Only Imperial stormtroopers are so precise … in their dance moves. (youtube.com/@DavesOsmondVideos)

Darth Vader shows up, and it appears that whoever is playing him is wearing the actual costume, though he is not voiced by James Earl Jones here. Providing Vader’s voice is the wonderfully named actor Thurl Ravenscroft — whom old-school kids will also remember hearing as the longtime voice of Kellogg’s Frosted FlakesTony the Tiger (from 1953-2005) and Toys “R” UsGeoffrey the Giraffe in the late ’70s/early ’80s.

Of course, the Osmond siblings step into the outfits of the famous Star Wars brother and sister, with Donny playing Luke Skywalker, and Marie looking really cute as Leia, complete with her hair done up in those famous side-buns, or whatever those things were.

That episode’s guest stars also take part, notably Kris Kristofferson as a bearded, shades-wearing Han Solo, and Redd Foxx as an Obi-Wan Kenobi-type figure called “Obi-Ben Okefenokee” (from the planet “Sanford“) who pops up in a mystical way every so often to crack a few jokes (Foxx keeps it clean, of course; this is the Osmonds, after all).
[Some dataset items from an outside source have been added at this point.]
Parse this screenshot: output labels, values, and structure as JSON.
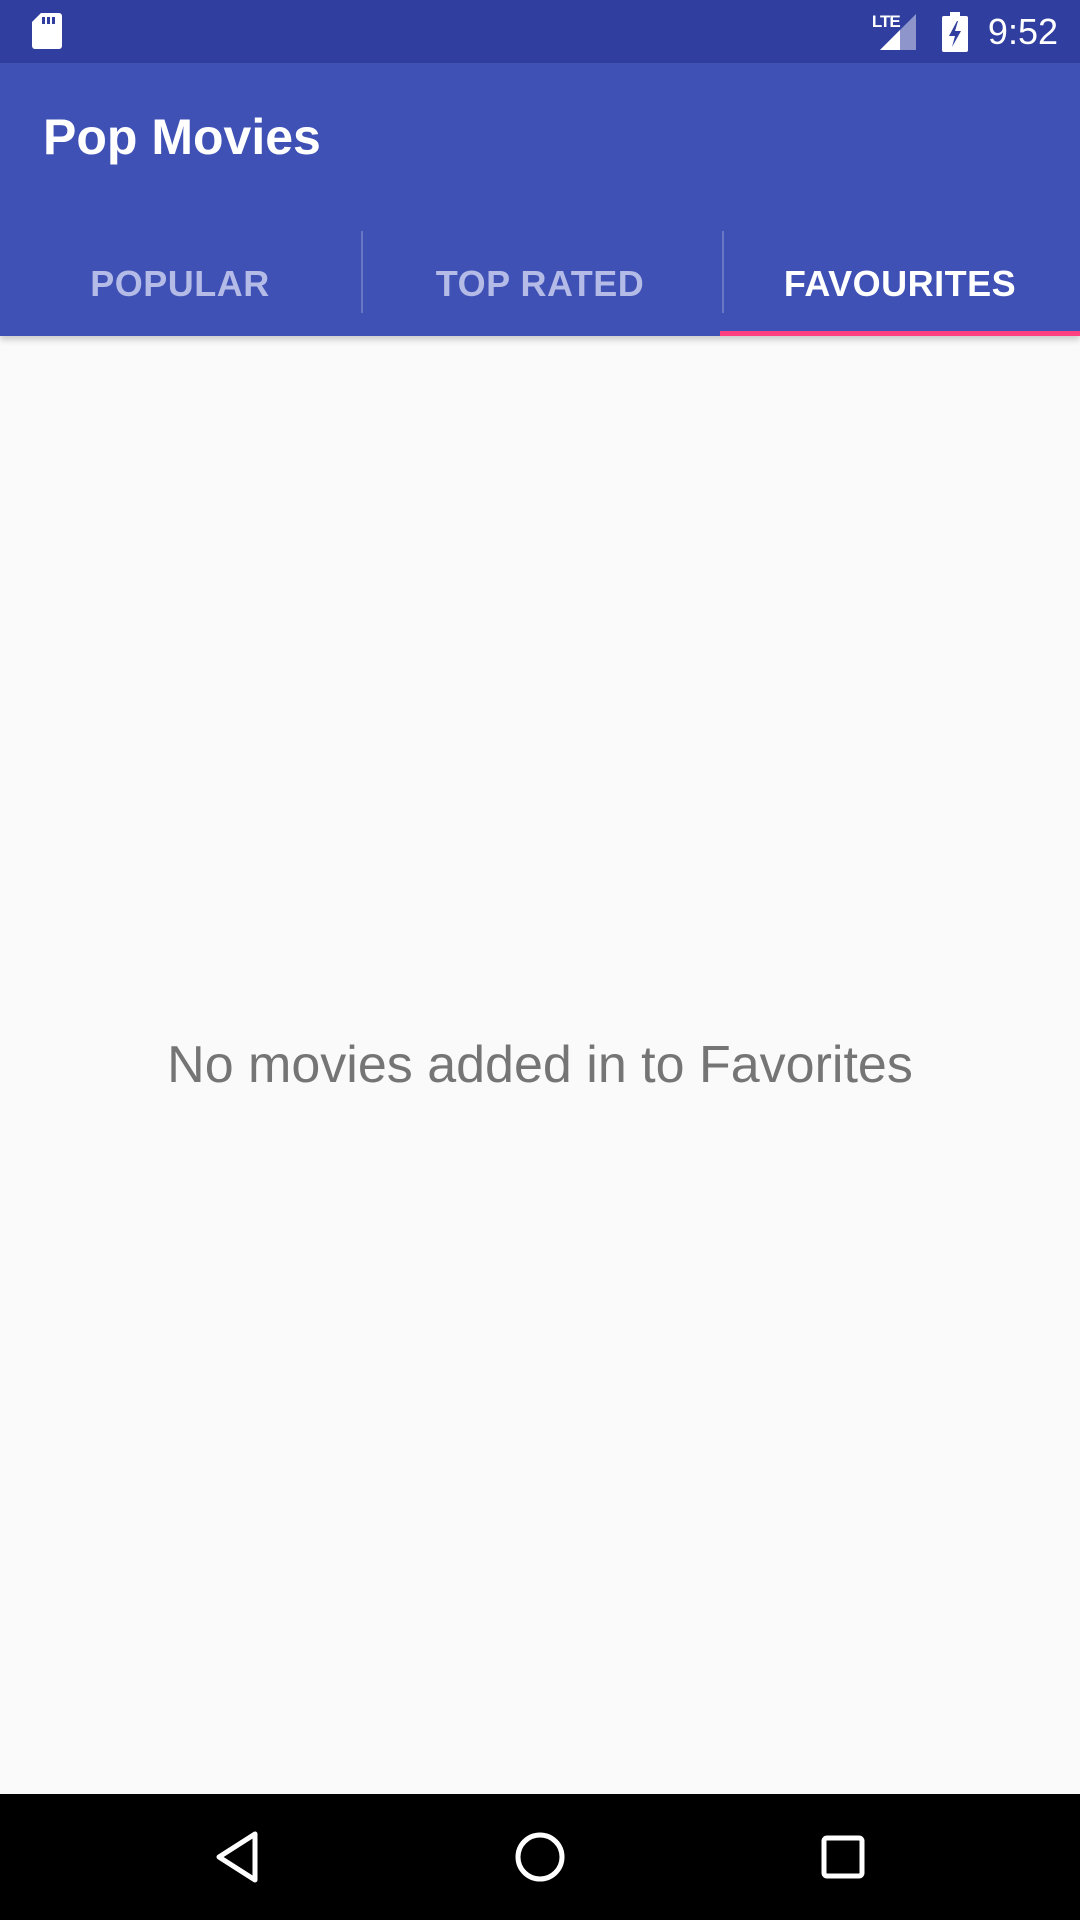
{
  "status_bar": {
    "time": "9:52",
    "network_label": "LTE",
    "icons": [
      "sd-card-icon",
      "lte-signal-icon",
      "battery-charging-icon"
    ]
  },
  "app_bar": {
    "title": "Pop Movies",
    "background_color": "#3f51b5",
    "status_bar_color": "#303f9f",
    "tabs": [
      {
        "label": "POPULAR",
        "selected": false
      },
      {
        "label": "TOP RATED",
        "selected": false
      },
      {
        "label": "FAVOURITES",
        "selected": true
      }
    ],
    "indicator_color": "#ff4081"
  },
  "content": {
    "empty_message": "No movies added in to Favorites"
  },
  "nav_bar": {
    "icons": [
      "back-icon",
      "home-icon",
      "recents-icon"
    ]
  }
}
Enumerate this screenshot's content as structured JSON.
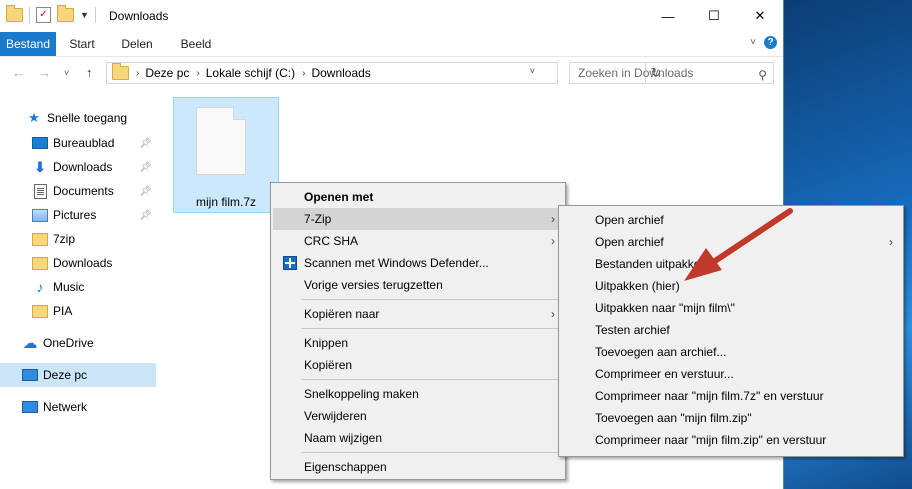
{
  "window": {
    "title": "Downloads"
  },
  "ribbon": {
    "tabs": [
      "Bestand",
      "Start",
      "Delen",
      "Beeld"
    ]
  },
  "address": {
    "crumbs": [
      "Deze pc",
      "Lokale schijf (C:)",
      "Downloads"
    ]
  },
  "search": {
    "placeholder": "Zoeken in Downloads"
  },
  "sidebar": {
    "quick_access": "Snelle toegang",
    "items": [
      {
        "label": "Bureaublad",
        "icon": "desktop-icon",
        "pinned": true
      },
      {
        "label": "Downloads",
        "icon": "download-icon",
        "pinned": true
      },
      {
        "label": "Documents",
        "icon": "document-icon",
        "pinned": true
      },
      {
        "label": "Pictures",
        "icon": "pictures-icon",
        "pinned": true
      },
      {
        "label": "7zip",
        "icon": "folder-icon",
        "pinned": false
      },
      {
        "label": "Downloads",
        "icon": "folder-icon",
        "pinned": false
      },
      {
        "label": "Music",
        "icon": "music-icon",
        "pinned": false
      },
      {
        "label": "PIA",
        "icon": "folder-icon",
        "pinned": false
      }
    ],
    "onedrive": "OneDrive",
    "this_pc": "Deze pc",
    "network": "Netwerk"
  },
  "file": {
    "name": "mijn film.7z",
    "selected": true
  },
  "context_menu": {
    "items": [
      {
        "label": "Openen met",
        "bold": true
      },
      {
        "label": "7-Zip",
        "submenu": true,
        "highlighted": true
      },
      {
        "label": "CRC SHA",
        "submenu": true
      },
      {
        "label": "Scannen met Windows Defender...",
        "icon": "windows-defender-icon"
      },
      {
        "label": "Vorige versies terugzetten"
      },
      {
        "label": "Kopiëren naar",
        "submenu": true
      },
      {
        "label": "Knippen"
      },
      {
        "label": "Kopiëren"
      },
      {
        "label": "Snelkoppeling maken"
      },
      {
        "label": "Verwijderen"
      },
      {
        "label": "Naam wijzigen"
      },
      {
        "label": "Eigenschappen"
      }
    ]
  },
  "submenu_7zip": {
    "items": [
      {
        "label": "Open archief"
      },
      {
        "label": "Open archief",
        "submenu": true
      },
      {
        "label": "Bestanden uitpakken..."
      },
      {
        "label": "Uitpakken (hier)"
      },
      {
        "label": "Uitpakken naar \"mijn film\\\""
      },
      {
        "label": "Testen archief"
      },
      {
        "label": "Toevoegen aan archief..."
      },
      {
        "label": "Comprimeer en verstuur..."
      },
      {
        "label": "Comprimeer naar \"mijn film.7z\" en verstuur"
      },
      {
        "label": "Toevoegen aan \"mijn film.zip\""
      },
      {
        "label": "Comprimeer naar \"mijn film.zip\" en verstuur"
      }
    ]
  },
  "colors": {
    "accent": "#1979ca",
    "selection": "#cce8ff",
    "annotation_arrow": "#c0392b"
  }
}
Interestingly, Foxx would also be referenced in Family Guy‘s spoof of Star Wars about 30 years later.

“Use the Force, Luke. You big dummy!” (youtube.com/@DavesOsmondVideos)

Paul Lynde is also on hand, taking a break from Hollywood Squares to play an Imperial flunkie.

There are other musical numbers, too, besides the “Get Ready” one, with the skit somehow managing to incorporate such disparate tunes as “Leaving on a Jet Plane” and the Air Force’s “Wild Blue Yonder” song.

Now, given this was made in the late ’70s, and was done by the Osmonds on top of that, there is a fair amount of cringe and cheesiness looking back at this nearly 50 years later, in a time when variety shows like this have long vanished from the television landscape, and when Disney, which now owns Lucasfilm, would be a lot more discerning about where their Star Wars copyrights and trademarks turn up.

In his 2019 memoir I Am C-3PO: The Inside Story, Daniels says that while he remembers his experience on the show fondly, he also recalls most of the lines he was given to read being so dreadful that he decided to cut them from the script, and I’m honestly not surprised to hear that.

(l-r) Kris Kristofferson, Marie Osmond, Donny Osmond and Anthony Daniels as C-3PO (youtube.com/@DavesOsmondVideos)

At the same time, that cringe and cheesiness is part of the appeal of this sketch, and not only in an ironic way (although that is certainly part of its appeal, too). It’s a reminder of a time before much of pop culture became so “irony-poisoned.”

All of the participants in the Donny & Marie Star Wars sketch seem to have been into it (which is more than can be said for Mark Hamill, Harrison Ford and Fisher in the following year’s Star Wars Holiday Special), and it doesn’t appear that they were faking their enthusiasm (I mean, can you find any people more wholesome than Donny and Marie Osmond?).

And in an age where cynicism and irony tends to rule, it is refreshing to see this sort of earnestness on occasion.